Dear LAM implementors

I am writing my master thesis in computer science. In this thesis
I have run some test programs which measured the porformance of
some LAM/MPI programs.

I got some strange results from these experiments. Reading the LAM
source code revealed why I saw the results I did, but raised the
question of why LAM is implemented as it is.

The graph at
www.daimi.au.dk/~piparum/beogobbler/series58/plot58.ps
is a result of a program that measured the time (y axis) it took
LAM/MPI to send x bytes (x axis) from n0 to n1 and back (divided
by two).

At 65536/65537 there is a change in performance.

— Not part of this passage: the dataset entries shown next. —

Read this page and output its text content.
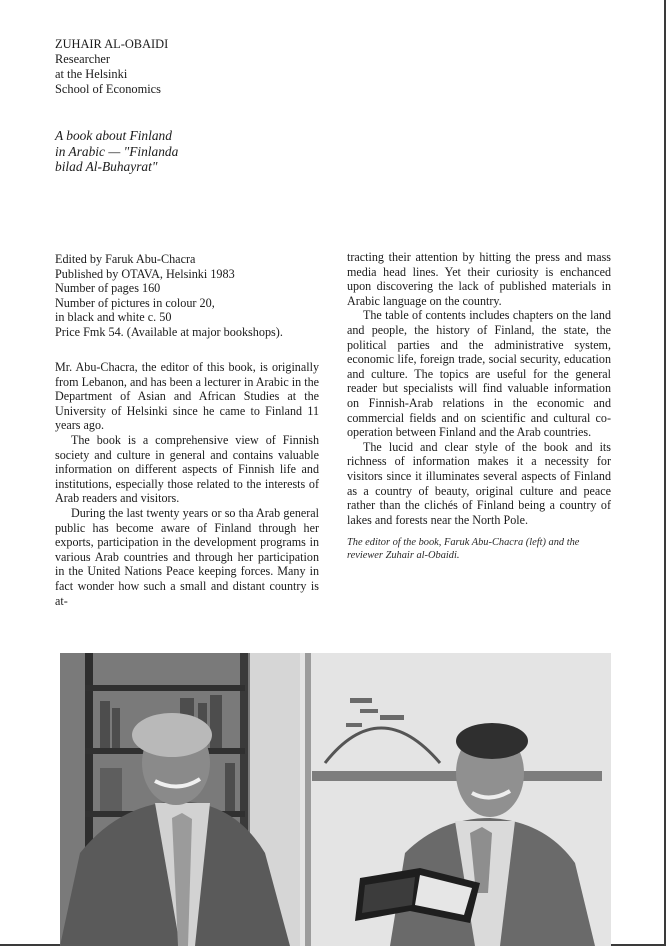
ZUHAIR AL-OBAIDI
Researcher
at the Helsinki
School of Economics
A book about Finland
in Arabic — "Finlanda
bilad Al-Buhayrat"
Edited by Faruk Abu-Chacra
Published by OTAVA, Helsinki 1983
Number of pages 160
Number of pictures in colour 20,
in black and white c. 50
Price Fmk 54. (Available at major bookshops).

Mr. Abu-Chacra, the editor of this book, is originally from Lebanon, and has been a lecturer in Arabic in the Department of Asian and African Studies at the University of Helsinki since he came to Finland 11 years ago.

The book is a comprehensive view of Finnish society and culture in general and contains valuable information on different aspects of Finnish life and institutions, especially those related to the interests of Arab readers and visitors.

During the last twenty years or so tha Arab general public has become aware of Finland through her exports, participation in the development programs in various Arab countries and through her participation in the United Nations Peace keeping forces. Many in fact wonder how such a small and distant country is at-

tracting their attention by hitting the press and mass media head lines. Yet their curiosity is enchanced upon discovering the lack of published materials in Arabic language on the country.

The table of contents includes chapters on the land and people, the history of Finland, the state, the political parties and the administrative system, economic life, foreign trade, social security, education and culture. The topics are useful for the general reader but specialists will find valuable information on Finnish-Arab relations in the economic and commercial fields and on scientific and cultural co-operation between Finland and the Arab countries.

The lucid and clear style of the book and its richness of information makes it a necessity for visitors since it illuminates several aspects of Finland as a country of beauty, original culture and peace rather than the clichés of Finland being a country of lakes and forests near the North Pole.

The editor of the book, Faruk Abu-Chacra (left) and the reviewer Zuhair al-Obaidi.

A quick search
through the source code (version 6.5.9) revealed that the there
is a line
#define LAM_TCPSHORTMSGLEN 65536
and that define is used in rpi/tcp/rpi_tcp.c, where it is used to
select the code for short message '<= 65536' or long message
'> 65537'.

My question is, why do you define this as the border between short
or long messages? It seems that TCP fracments the MPI message, but
into bits that fit the MTU size, which is about 1500 bytes on most
Ethernets. And with a message of 65536 bytes (a short one by
definition) 65560 bytes will be passed to the TCP layer of the
communication because of teh 24 bytes MPI header.

Can you explain the reason for the design choise concerning the
short message size?

Yours
Peter Skaarup
Student at Department of Computer Science, Aarhus Univerity, Denmark.